Stings, Bites and Bumps
With the blossoming flowers comes the return of all kinds of insects: bees and wasps, ants and yellow jackets, mosquitoes and ticks. We all know that stings and bites bring on itchy, tender bumps, but they can also cause dangerous allergic reactions. For example, if a bee stings a small child with asthma or other breathing problems, it may lead to the shrinking of air passages.
Bugs tend to be most active early in the morning and late in the afternoon. No one wants to stay inside due to pesky bugs, so it’s best to safeguard the skin with the proper repellent. If the baby is over 2 months, the AAP recommends insect repellants with DEET, an effective chemical that lasts three to eight hours. Those made with essential oils from plants like citronella and eucalyptus are less effective and last a much shorter amount of time. Avoid gimmicky gadgets like ultrasound devices and bug zappers, which may actually attract bugs to your backyard.
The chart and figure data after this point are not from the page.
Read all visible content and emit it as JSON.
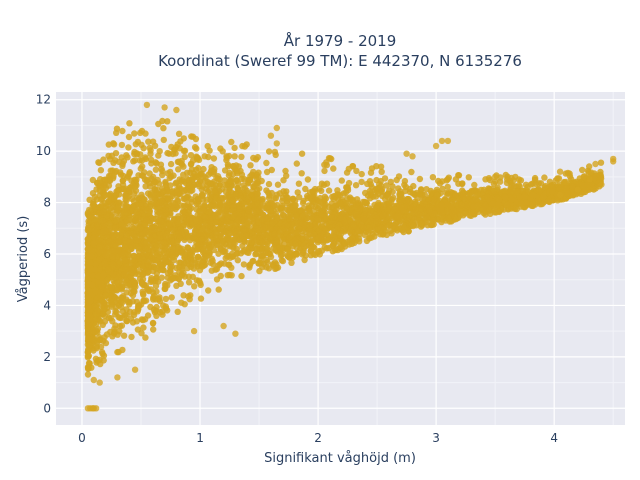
{
  "chart_data": {
    "type": "scatter",
    "title_line1": "År 1979 - 2019",
    "title_line2": "Koordinat (Sweref 99 TM): E 442370, N 6135276",
    "xlabel": "Signifikant våghöjd (m)",
    "ylabel": "Vågperiod (s)",
    "xlim": [
      -0.22,
      4.6
    ],
    "ylim": [
      -0.65,
      12.3
    ],
    "x_ticks": [
      0,
      1,
      2,
      3,
      4
    ],
    "y_ticks": [
      0,
      2,
      4,
      6,
      8,
      10,
      12
    ],
    "grid": true,
    "legend": "none",
    "marker_color": "#d4a520",
    "plot_background": "#e8e9f1",
    "point_cloud_description_boundary": {
      "lower_edge": [
        [
          0.05,
          1.2
        ],
        [
          0.1,
          1.4
        ],
        [
          0.2,
          1.8
        ],
        [
          0.4,
          2.3
        ],
        [
          0.6,
          2.8
        ],
        [
          0.8,
          3.5
        ],
        [
          1.0,
          4.2
        ],
        [
          1.2,
          4.6
        ],
        [
          1.5,
          5.2
        ],
        [
          2.0,
          5.9
        ],
        [
          2.5,
          6.6
        ],
        [
          3.0,
          7.1
        ],
        [
          3.5,
          7.6
        ],
        [
          4.0,
          8.0
        ],
        [
          4.4,
          8.6
        ]
      ],
      "upper_edge": [
        [
          0.05,
          8.0
        ],
        [
          0.1,
          9.2
        ],
        [
          0.2,
          10.6
        ],
        [
          0.4,
          11.2
        ],
        [
          0.6,
          11.5
        ],
        [
          0.8,
          11.0
        ],
        [
          1.0,
          10.5
        ],
        [
          1.2,
          10.5
        ],
        [
          1.5,
          10.2
        ],
        [
          2.0,
          9.8
        ],
        [
          2.5,
          9.5
        ],
        [
          3.0,
          9.2
        ],
        [
          3.5,
          9.1
        ],
        [
          4.0,
          9.0
        ],
        [
          4.5,
          9.7
        ]
      ]
    },
    "outlier_points": [
      [
        0.05,
        0.0
      ],
      [
        0.07,
        0.0
      ],
      [
        0.09,
        0.0
      ],
      [
        0.1,
        0.0
      ],
      [
        0.12,
        0.0
      ],
      [
        0.7,
        11.7
      ],
      [
        0.8,
        11.6
      ],
      [
        0.55,
        11.8
      ],
      [
        1.65,
        10.9
      ],
      [
        1.6,
        10.6
      ],
      [
        1.65,
        10.3
      ],
      [
        3.05,
        10.4
      ],
      [
        3.1,
        10.4
      ],
      [
        3.0,
        10.2
      ],
      [
        2.75,
        9.9
      ],
      [
        2.8,
        9.8
      ],
      [
        3.5,
        9.0
      ],
      [
        4.05,
        9.2
      ],
      [
        4.35,
        9.5
      ],
      [
        4.5,
        9.6
      ],
      [
        4.5,
        9.7
      ],
      [
        4.4,
        8.7
      ],
      [
        4.3,
        8.9
      ],
      [
        4.25,
        9.0
      ],
      [
        4.1,
        8.8
      ],
      [
        4.2,
        8.5
      ],
      [
        4.05,
        8.3
      ],
      [
        1.2,
        3.2
      ],
      [
        0.45,
        1.5
      ],
      [
        0.3,
        1.2
      ],
      [
        0.15,
        1.0
      ],
      [
        0.1,
        1.1
      ],
      [
        1.3,
        2.9
      ],
      [
        0.95,
        3.0
      ]
    ]
  }
}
Spray repellent on the clothing and exposed parts of baby’s skin. (Do it outside to avoid inhaling fumes.) Don’t overuse: Spraying on an extra dose does not make it more effective. At the end of the day, wash the spray off baby with soap and water, and wash clothes before wearing again. If your tot is bitten, use a cold compress or cloth filled with ice to ease inflammation or apply calamine lotion.
Plant Scratch Fever
Thanks to those April showers, it’s wall-to-wall green in your backyard again. But it’s important to know what’s growing back there, as some plants may mean trouble. Request a list of poisonous plants in your area by visiting poison.org or calling 800-222-1222. Some of the treatments for keeping your yard healthy may not be safe for children. If you’re using herbicides and pesticides, don’t allow children to play on treated parts of the lawn for 48 hours.
The season’s biggest leaf-laden perpetrators are poison ivy and poison oak (three-leafed plants with wide, shiny green leaves). The skin rash, which typically appears four days after exposure, is marked by red, swollen skin and tiny, blister-like bumps that burn and itch. If your baby has touched poison ivy or poison oak, keep his hands away from his eyes. Wash him immediately with soap and water to remove any lingering oil and sap. This will keep absorption into the skin to a minimum. While the rash will heal on its own in approximately two weeks, you can use cold compresses, cool baths and calamine lotion to ease discomfort.
While these rashes are not transferable between children, you may want to rinse down Fido: Pets playing in and around poison oak or poison ivy can transmit the oil to family members.